The magnitude of the net field in the region between the sheets is given using equation (i) as follows:

$$\begin{gathered} \left|E\right|=\frac{{\sigma }_A}{2{\epsilon }_0}-\frac{{{\sigma }_A}^{\text{'}}}{2{\epsilon }_0} \\ =\frac{8.00\times {10}^{-9}\mathrm{C}/{\mathrm{m}}^2-3.00\times {10}^{-9}\mathrm{C}/{\mathrm{m}}^2}{2(8.85\times {10}^{-12}{\mathrm{C}}^2/{\mathrm{Nm}}^2)} \\ =2.82\times {10}^2\mathrm{N}/\mathrm{C} \end{gathered}$$

Hence, the value of the electric field is $2.82\times {10}^2\mathrm{N}/\mathrm{C}$.

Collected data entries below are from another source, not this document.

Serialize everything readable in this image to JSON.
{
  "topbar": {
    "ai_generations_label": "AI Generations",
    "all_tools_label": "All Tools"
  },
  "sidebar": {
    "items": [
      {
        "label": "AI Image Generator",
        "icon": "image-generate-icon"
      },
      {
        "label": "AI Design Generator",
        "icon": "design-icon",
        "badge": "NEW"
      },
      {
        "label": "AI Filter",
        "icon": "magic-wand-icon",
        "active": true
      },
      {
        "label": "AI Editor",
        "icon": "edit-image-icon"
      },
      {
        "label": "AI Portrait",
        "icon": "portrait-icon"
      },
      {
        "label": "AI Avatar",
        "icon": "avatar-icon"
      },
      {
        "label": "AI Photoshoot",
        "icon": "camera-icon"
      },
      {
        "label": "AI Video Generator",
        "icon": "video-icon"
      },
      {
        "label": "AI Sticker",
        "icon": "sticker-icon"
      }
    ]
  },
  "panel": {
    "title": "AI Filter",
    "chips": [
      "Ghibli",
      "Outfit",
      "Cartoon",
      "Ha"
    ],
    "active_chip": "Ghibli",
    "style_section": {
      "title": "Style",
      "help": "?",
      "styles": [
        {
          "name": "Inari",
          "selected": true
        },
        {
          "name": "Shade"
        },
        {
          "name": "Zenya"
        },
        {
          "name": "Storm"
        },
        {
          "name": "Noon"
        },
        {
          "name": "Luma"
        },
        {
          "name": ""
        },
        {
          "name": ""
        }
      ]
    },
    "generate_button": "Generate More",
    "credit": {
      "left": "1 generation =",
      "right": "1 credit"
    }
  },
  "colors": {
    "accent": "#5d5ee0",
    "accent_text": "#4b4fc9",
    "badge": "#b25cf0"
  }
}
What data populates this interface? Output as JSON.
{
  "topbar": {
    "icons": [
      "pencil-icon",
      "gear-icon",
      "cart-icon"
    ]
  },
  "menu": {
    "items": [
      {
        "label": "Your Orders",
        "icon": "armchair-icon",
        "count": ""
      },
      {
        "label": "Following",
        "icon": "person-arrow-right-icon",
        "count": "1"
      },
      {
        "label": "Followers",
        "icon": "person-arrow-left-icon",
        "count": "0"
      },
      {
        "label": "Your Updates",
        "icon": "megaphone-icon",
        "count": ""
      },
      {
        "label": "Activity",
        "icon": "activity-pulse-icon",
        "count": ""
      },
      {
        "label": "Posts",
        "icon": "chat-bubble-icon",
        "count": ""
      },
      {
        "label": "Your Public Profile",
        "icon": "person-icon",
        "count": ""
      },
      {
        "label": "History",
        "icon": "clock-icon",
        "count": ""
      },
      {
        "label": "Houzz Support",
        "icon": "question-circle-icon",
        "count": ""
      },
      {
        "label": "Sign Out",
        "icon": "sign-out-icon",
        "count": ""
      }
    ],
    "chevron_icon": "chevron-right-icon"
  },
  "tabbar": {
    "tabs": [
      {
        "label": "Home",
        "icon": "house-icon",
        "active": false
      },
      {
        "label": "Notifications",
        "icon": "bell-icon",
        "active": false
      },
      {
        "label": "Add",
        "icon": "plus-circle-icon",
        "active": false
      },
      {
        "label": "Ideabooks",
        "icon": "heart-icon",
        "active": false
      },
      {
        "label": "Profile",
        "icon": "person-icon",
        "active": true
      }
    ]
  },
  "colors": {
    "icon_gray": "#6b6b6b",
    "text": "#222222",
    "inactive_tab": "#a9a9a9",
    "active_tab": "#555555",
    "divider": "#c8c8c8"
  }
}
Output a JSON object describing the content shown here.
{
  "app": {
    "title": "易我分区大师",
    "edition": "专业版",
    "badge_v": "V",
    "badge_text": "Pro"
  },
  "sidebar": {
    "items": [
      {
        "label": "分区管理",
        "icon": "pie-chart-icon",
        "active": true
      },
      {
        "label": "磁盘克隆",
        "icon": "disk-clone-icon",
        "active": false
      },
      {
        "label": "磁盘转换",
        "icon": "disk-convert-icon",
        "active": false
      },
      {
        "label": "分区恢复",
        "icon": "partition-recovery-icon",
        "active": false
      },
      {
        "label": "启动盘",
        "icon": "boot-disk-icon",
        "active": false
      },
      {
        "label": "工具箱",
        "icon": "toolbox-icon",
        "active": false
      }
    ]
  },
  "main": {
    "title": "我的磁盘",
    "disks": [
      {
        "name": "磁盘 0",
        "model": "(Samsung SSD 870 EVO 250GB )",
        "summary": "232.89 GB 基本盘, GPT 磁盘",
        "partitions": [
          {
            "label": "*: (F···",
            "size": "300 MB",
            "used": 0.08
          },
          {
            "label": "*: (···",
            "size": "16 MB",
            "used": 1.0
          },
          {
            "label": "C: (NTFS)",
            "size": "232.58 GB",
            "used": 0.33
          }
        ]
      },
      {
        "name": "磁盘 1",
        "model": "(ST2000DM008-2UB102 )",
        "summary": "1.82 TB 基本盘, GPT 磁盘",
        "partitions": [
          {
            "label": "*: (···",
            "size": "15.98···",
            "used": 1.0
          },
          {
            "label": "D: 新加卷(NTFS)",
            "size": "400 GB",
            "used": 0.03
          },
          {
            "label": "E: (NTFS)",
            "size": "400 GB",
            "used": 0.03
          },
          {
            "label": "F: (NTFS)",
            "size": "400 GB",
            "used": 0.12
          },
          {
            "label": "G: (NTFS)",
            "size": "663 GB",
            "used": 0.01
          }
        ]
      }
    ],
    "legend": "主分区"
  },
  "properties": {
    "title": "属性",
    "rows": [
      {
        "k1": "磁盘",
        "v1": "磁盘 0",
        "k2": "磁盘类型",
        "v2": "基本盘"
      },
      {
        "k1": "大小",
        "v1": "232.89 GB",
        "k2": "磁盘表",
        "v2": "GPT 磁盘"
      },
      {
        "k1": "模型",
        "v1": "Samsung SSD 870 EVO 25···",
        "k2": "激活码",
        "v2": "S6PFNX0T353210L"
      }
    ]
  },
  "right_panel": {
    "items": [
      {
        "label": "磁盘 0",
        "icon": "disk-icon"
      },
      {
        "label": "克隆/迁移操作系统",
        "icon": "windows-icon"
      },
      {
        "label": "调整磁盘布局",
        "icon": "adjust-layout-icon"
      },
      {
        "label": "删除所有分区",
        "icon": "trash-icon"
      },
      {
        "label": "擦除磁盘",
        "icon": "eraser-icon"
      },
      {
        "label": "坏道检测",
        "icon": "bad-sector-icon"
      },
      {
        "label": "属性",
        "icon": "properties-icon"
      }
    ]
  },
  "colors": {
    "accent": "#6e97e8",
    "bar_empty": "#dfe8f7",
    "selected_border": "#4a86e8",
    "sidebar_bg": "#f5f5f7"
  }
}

b) Calculation of the electric field having z = 3 m

The magnitude of the net field at points above both sheets is given using equation (i) as follows:

$$\begin{gathered} \left|E\right|=\frac{{\sigma }_A}{2{\epsilon }_0}+\frac{{{\sigma }_A}^{\text{'}}}{2{\epsilon }_0} \\ =\frac{8.00\times {10}^{-9}\mathrm{C}/{\mathrm{m}}^2-3.00\times {10}^{-9}\mathrm{C}/{\mathrm{m}}^2}{2(8.85\times {10}^{-12}{\mathrm{C}}^2/{\mathrm{Nm}}^2)} \\ =6.21\times {10}^2\mathrm{N}/\mathrm{C} \end{gathered}$$

Hence, the value of the electric field is $6.21\times {10}^2\mathrm{N}/\mathrm{C}$.